Karma is a funny, strange thing. I never had any ambition to be a musician or to tour or anything. I always played the flute. It was close to my heart, even as a young boy. I always played what I heard and what I felt inside. But then I felt I could no longer be a monk, and I immigrated to Australia, and that’s where it started. I played, and I found out that audiences were enjoying it. There were tears in their eyes when they came to say hello and give me a hug after, and I thought, this is what music does.

You’ve spent so much time alone in meditation and as a hermit in Tibet. Do you get nervous performing in front of large crowds?

Surprisingly, I do not get nervous. One of my first big shows was in 1986 when I played the International Year of Peace concert in Australia. There was supposed to be a band to back me up, but they didn’t. They just didn’t play. It was me, by myself, and I made it all up, and after it was over, the audience went nuts. So it was a good experience, and there’s no need to get nervous.

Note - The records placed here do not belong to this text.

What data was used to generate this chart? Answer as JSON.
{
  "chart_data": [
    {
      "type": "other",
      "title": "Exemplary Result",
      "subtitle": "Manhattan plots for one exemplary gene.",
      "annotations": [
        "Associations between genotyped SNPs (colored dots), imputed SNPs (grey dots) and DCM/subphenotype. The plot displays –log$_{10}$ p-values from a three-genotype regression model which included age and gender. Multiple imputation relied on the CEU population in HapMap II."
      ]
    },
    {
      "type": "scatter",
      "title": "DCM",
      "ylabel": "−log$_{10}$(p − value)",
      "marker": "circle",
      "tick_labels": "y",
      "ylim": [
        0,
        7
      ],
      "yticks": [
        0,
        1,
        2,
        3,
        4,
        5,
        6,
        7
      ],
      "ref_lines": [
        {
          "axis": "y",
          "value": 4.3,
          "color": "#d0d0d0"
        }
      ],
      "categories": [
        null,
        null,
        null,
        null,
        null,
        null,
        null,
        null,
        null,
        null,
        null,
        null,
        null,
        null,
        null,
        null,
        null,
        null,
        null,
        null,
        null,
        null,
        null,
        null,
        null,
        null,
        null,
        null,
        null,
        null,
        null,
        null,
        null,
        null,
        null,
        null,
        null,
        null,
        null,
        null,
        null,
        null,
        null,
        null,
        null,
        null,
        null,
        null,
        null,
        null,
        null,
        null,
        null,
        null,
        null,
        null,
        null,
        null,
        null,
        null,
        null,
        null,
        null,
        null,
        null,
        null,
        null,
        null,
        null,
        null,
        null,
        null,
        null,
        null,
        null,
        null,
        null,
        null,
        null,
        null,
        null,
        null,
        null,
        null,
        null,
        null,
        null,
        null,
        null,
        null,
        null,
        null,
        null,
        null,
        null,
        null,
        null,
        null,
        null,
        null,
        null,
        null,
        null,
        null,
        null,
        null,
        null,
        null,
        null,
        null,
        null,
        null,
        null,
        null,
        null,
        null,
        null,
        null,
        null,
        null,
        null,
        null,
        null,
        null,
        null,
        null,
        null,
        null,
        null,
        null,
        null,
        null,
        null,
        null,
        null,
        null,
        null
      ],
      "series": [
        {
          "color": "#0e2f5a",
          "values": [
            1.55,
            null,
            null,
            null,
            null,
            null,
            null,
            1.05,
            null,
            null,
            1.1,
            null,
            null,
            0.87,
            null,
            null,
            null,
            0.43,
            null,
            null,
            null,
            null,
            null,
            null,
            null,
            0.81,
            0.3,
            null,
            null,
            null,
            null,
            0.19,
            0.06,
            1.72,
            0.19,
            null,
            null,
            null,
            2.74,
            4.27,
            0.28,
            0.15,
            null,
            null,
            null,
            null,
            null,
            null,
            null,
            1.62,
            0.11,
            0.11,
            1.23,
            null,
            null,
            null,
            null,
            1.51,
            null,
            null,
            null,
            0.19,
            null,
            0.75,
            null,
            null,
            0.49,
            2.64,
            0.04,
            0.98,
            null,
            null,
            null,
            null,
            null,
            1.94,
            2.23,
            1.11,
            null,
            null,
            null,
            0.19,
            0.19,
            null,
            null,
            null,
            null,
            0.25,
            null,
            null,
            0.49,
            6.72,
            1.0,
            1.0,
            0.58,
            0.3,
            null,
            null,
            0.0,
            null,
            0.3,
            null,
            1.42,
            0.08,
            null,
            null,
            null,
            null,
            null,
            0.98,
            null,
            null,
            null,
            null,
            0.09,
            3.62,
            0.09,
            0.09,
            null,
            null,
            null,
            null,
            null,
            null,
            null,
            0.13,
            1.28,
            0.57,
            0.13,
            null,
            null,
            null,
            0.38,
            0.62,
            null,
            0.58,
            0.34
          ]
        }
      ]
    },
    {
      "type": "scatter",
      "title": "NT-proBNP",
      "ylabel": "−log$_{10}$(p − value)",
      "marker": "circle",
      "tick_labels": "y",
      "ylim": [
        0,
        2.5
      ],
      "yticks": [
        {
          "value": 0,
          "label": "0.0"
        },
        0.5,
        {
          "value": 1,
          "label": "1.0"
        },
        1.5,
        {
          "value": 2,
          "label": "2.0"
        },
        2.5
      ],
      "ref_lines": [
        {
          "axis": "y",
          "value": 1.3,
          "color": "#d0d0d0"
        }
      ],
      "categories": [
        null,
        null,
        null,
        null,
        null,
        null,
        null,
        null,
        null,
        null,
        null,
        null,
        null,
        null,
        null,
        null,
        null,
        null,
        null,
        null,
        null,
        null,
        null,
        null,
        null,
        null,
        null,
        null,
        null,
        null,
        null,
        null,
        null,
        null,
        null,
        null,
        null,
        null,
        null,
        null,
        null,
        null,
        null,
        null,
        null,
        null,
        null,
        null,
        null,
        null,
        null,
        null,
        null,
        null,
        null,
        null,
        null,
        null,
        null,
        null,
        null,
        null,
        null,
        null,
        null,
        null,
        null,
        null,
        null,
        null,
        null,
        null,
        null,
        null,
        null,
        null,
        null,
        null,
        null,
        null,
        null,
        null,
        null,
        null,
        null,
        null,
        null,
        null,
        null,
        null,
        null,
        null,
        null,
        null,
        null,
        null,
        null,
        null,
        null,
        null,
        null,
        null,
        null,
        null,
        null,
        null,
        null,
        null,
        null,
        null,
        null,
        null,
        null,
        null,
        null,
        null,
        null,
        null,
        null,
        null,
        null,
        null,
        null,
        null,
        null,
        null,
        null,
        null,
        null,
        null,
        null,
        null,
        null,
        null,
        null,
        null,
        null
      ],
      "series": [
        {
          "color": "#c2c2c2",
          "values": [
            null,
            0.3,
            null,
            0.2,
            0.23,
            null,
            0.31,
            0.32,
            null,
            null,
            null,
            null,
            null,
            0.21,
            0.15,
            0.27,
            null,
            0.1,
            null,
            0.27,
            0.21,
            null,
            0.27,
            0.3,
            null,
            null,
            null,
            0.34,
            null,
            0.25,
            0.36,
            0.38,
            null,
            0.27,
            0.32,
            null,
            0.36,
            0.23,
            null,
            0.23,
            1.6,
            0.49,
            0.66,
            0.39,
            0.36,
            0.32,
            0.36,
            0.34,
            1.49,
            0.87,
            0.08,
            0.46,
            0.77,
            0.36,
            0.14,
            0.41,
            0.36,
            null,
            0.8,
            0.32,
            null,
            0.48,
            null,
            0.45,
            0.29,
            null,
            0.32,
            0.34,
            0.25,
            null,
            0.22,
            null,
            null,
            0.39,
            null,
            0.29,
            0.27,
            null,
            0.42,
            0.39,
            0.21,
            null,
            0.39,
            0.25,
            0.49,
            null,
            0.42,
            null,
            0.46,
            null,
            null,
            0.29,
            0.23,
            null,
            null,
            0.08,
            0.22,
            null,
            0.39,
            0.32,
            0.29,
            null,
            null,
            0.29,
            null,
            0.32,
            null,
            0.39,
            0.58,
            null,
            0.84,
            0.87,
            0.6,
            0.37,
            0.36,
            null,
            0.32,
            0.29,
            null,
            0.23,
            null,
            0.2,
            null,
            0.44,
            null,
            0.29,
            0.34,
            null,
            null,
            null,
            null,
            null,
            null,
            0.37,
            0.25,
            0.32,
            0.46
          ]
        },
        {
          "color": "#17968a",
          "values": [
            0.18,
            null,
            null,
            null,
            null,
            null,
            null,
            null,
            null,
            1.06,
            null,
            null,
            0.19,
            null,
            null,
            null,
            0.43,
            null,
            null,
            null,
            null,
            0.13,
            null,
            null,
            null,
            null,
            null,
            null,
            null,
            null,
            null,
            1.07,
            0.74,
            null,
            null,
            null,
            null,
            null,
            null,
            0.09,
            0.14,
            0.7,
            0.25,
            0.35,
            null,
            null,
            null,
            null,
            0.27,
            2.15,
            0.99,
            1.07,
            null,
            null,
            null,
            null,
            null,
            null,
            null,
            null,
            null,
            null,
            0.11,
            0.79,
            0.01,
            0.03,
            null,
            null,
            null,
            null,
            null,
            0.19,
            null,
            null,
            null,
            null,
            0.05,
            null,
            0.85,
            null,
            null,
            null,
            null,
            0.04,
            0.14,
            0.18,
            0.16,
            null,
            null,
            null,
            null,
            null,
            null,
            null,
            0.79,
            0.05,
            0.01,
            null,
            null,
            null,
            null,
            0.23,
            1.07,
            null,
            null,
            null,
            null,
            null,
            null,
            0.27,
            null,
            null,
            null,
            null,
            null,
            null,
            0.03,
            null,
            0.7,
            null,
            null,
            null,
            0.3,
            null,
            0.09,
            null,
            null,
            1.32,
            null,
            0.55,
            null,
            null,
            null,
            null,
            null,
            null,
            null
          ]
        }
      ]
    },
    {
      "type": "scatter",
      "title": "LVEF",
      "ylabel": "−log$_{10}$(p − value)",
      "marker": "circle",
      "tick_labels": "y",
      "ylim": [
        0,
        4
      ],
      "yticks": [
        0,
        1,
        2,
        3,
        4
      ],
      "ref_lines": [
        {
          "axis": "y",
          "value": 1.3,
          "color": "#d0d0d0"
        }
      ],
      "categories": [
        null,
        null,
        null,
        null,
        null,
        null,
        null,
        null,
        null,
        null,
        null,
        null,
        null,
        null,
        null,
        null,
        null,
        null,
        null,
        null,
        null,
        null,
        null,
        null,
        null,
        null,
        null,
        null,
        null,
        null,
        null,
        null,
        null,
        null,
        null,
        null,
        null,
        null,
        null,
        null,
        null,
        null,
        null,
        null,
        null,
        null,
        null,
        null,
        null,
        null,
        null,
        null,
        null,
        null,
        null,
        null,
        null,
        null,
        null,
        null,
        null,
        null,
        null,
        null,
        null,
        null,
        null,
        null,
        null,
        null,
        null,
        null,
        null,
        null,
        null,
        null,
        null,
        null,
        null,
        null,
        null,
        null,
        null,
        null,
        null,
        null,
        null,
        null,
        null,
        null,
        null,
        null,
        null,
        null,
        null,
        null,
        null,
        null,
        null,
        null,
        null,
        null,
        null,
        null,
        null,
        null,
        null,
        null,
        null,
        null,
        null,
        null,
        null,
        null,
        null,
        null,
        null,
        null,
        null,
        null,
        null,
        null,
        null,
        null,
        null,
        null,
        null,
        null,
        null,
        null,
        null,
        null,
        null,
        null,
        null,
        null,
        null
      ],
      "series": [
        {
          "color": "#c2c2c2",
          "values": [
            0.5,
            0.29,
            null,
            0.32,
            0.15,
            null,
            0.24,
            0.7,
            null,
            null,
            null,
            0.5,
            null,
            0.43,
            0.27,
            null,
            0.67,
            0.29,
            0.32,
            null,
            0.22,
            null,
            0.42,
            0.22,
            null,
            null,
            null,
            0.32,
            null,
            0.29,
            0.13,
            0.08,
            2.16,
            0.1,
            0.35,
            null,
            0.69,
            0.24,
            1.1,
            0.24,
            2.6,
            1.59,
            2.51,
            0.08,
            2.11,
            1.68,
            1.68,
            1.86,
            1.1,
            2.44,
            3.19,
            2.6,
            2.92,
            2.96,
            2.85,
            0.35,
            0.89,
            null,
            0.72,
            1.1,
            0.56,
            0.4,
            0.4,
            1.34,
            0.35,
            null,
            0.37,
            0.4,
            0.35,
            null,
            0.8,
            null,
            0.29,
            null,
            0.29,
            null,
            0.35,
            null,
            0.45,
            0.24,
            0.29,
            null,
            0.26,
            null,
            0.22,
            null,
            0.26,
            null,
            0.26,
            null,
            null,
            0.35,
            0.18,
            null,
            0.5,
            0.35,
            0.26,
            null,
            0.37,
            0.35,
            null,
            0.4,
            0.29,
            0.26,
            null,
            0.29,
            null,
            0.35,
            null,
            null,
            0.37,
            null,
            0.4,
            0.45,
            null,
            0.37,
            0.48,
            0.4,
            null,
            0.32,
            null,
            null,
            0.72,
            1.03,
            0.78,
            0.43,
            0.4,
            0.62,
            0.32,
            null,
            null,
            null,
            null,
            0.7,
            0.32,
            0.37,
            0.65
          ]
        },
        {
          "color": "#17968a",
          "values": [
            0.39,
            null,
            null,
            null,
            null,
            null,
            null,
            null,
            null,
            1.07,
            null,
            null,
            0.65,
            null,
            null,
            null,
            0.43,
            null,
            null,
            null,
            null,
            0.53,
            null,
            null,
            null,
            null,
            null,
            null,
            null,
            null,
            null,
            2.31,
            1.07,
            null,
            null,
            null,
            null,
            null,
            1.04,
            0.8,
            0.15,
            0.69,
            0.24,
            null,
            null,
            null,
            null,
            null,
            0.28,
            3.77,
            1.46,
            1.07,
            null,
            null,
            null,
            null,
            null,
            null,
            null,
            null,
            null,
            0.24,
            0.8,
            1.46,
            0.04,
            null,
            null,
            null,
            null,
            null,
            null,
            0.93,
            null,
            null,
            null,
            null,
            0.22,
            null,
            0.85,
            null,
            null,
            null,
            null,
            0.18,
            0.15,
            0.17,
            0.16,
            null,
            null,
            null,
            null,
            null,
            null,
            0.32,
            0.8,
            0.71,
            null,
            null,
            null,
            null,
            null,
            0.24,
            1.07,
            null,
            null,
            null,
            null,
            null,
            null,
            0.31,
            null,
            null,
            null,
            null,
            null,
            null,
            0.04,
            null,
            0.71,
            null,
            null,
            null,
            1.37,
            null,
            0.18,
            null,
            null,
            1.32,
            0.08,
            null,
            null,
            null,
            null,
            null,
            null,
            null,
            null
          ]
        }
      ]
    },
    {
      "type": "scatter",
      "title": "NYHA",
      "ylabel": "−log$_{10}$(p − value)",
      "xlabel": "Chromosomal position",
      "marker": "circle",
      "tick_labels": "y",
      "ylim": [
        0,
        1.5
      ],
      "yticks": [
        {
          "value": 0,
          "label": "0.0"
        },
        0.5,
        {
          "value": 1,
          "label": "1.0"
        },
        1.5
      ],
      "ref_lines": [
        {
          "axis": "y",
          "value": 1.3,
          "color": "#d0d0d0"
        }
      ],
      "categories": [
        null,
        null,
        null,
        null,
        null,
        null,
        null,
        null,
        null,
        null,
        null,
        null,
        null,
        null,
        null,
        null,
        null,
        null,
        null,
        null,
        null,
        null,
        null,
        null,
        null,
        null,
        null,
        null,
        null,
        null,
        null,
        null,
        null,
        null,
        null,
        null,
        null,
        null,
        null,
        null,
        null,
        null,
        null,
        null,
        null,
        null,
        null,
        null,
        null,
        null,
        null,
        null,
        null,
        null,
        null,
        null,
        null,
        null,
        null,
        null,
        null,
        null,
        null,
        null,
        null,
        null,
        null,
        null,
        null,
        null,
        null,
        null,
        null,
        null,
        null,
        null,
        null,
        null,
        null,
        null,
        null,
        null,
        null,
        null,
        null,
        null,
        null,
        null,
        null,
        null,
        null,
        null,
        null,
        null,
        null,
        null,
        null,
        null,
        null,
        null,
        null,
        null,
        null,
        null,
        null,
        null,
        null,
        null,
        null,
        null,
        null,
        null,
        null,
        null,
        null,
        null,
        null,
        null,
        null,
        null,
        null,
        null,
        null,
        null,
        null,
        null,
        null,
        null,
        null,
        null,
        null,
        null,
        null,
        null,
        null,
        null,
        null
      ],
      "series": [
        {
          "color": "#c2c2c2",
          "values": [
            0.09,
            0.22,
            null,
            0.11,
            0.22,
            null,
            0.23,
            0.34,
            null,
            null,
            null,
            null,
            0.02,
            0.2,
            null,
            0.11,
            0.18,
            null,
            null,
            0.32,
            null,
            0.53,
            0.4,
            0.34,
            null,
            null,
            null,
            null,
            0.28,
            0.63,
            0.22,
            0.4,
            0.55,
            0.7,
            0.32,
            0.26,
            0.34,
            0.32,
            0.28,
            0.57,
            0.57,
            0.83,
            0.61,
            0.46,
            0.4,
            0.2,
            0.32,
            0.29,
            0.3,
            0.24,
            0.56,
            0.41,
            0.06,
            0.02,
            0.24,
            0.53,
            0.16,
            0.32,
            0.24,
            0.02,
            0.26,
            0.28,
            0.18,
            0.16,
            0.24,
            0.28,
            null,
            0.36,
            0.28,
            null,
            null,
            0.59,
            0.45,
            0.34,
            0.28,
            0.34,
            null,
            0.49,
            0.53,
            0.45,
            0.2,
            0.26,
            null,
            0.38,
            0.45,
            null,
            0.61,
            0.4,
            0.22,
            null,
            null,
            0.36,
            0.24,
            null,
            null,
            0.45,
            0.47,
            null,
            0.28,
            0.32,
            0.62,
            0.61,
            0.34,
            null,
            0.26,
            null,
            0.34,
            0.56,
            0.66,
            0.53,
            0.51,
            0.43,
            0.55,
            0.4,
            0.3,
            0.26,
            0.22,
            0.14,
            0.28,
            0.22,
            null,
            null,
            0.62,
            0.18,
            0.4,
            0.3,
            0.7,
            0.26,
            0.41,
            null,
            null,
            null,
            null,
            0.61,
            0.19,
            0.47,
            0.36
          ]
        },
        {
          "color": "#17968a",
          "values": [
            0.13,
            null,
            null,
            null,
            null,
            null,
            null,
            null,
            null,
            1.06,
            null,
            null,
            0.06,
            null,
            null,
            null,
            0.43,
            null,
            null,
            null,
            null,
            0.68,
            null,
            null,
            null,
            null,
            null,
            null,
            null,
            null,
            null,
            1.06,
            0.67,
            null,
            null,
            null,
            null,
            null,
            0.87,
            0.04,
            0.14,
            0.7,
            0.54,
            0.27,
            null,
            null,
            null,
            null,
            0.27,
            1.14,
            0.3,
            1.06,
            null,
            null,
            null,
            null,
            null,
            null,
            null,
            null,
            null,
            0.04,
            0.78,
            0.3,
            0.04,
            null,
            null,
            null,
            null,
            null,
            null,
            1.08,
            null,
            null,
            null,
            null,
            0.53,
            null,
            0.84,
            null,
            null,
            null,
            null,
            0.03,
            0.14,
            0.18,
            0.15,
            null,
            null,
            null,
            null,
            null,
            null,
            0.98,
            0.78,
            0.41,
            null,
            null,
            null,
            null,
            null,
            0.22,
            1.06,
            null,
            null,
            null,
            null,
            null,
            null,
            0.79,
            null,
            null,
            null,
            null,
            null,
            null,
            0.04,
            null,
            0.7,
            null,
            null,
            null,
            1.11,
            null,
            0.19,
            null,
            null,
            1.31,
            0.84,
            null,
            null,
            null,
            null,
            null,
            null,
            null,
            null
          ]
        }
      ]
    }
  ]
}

How did you learn to play so many different instruments from so many other countries?

I meet so many beautiful people when I travel, and I see so many beautiful instruments. And especially if it’s a wind instrument, I try to hear what it wants to say to me. Each instrument starts a different conversation. I enjoy that, and they become my friends, too. It’s like meeting beautiful people – you just want to converse with them. It’s the same thing with the instrument. I say they channel me.

You now live in the mountains of Colorado. How do they compare with the mountains of Tibet, and are they a part of your music?

To me, they’re just as beautiful as the Himalayas, but there’s a certain serenity of mind and heart that you get from mountains wherever they are. That serenity is part of what I try to do with music. I ask the blessing of the universe so I can come up with good music that benefits other people.